The all China Lawyers Bar Association (ACLA) is drafting a revised ”Code of Conduct for Lawyers” and accompanying ”Punishment Rules of Lawyers Bar Association for Violations.” The drafts have been distributed to a small group of ACLA members to collect opinions and comments. However, some of the small number of lawyers selected have posted the drafts to a wider audience online, generating controversy within the China legal profession.
The aim of the rules is to ban lawyers from posting “aggressive or inappropriate” comments about cases, or attempting to use public opinion to influence the outcome of a case or to attack the country’s legal system.
Officially, it is said that the main objective of the two drafts is to limit some lawyers’ attempts to obstruct justice though exposing the details of a case over the Internet and though other media or by making inappropriate comments about a case or public events in the public arena. There have been well known cases in China in which public opinion expressed over the internet may have contributed to affecting the outcome of a well known legal case.

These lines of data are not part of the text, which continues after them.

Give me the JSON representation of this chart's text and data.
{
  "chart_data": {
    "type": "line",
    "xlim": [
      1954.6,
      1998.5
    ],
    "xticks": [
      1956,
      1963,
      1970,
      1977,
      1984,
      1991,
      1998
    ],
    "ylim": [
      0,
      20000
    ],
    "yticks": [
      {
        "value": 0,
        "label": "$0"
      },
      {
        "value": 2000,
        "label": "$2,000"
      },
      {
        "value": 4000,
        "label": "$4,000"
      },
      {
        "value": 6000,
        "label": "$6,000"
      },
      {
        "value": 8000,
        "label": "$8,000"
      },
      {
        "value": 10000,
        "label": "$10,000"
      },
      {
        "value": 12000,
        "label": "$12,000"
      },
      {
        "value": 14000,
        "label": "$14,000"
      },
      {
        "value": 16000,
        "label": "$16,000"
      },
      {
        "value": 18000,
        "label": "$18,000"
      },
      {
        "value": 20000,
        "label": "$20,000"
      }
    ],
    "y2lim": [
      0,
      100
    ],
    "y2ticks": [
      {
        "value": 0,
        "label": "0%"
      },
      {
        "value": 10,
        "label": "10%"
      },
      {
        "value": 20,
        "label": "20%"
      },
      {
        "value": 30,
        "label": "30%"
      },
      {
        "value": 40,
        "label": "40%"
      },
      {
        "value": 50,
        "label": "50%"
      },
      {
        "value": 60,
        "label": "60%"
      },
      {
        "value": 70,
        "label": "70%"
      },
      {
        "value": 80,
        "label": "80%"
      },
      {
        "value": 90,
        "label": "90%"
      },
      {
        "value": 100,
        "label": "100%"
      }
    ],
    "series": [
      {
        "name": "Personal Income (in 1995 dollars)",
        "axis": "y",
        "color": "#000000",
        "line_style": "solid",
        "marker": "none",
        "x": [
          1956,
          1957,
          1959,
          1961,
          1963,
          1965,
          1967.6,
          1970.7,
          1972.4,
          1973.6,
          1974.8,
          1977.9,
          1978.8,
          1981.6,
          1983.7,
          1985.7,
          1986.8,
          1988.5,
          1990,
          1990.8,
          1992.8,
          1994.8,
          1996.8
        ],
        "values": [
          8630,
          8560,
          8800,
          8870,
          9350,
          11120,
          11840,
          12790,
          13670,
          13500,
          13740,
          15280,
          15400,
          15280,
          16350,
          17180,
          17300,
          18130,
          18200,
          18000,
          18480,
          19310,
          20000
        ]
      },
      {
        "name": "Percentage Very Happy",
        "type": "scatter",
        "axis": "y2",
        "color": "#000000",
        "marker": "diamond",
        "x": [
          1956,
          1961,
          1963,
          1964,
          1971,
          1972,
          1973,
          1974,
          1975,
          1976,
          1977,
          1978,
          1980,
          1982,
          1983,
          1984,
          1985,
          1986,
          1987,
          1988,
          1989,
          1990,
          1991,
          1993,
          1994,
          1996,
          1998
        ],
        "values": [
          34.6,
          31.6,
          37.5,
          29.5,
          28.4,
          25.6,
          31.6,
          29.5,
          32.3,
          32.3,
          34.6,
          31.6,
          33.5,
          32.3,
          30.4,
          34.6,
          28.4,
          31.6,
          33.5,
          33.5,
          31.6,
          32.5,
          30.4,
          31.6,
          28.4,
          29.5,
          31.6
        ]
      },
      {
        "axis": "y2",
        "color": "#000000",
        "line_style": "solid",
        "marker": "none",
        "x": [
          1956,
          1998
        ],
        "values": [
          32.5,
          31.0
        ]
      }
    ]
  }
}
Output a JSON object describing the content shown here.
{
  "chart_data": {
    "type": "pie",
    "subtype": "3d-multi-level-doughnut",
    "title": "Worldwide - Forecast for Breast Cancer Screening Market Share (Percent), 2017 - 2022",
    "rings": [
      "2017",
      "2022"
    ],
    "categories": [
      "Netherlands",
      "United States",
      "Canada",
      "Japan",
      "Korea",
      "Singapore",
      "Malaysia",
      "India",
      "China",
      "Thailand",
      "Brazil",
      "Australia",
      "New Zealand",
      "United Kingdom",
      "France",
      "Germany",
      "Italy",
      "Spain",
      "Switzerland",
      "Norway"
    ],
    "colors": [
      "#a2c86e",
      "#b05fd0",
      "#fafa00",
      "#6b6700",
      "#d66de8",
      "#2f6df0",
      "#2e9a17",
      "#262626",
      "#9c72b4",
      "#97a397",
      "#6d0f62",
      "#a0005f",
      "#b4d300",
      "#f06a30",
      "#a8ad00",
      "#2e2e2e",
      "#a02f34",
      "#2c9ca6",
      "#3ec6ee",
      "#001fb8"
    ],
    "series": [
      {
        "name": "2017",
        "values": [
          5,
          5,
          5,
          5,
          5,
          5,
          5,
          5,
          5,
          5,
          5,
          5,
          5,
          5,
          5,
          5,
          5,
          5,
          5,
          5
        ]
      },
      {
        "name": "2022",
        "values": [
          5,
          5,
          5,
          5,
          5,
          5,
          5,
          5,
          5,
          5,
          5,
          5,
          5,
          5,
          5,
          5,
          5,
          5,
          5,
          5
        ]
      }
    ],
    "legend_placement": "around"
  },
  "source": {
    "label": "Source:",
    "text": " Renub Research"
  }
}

However, critics of the rules argue that the drafts lack enforceability. And others believe that the draft aims to deprive lawyers of the basic rights of a citizen.
On the one hand, restricting the voice of lawyers online may hamper the development of China’s legal system by preventing real issues from coming to the attention of the public. On the other hand, a system of mob rule, where laws are overturned by appeal to the mass of netizens is itself not conducive to the development of a system based on rule of law. Both regulators and lawyers have a responsibility to take both sides of the issue into account. Rules should be made to be as fair as possible, and lawyers have a duty to recognize that they play a special role in a society based on rule of law, and that they must always behave responsibly and in the interests of justice.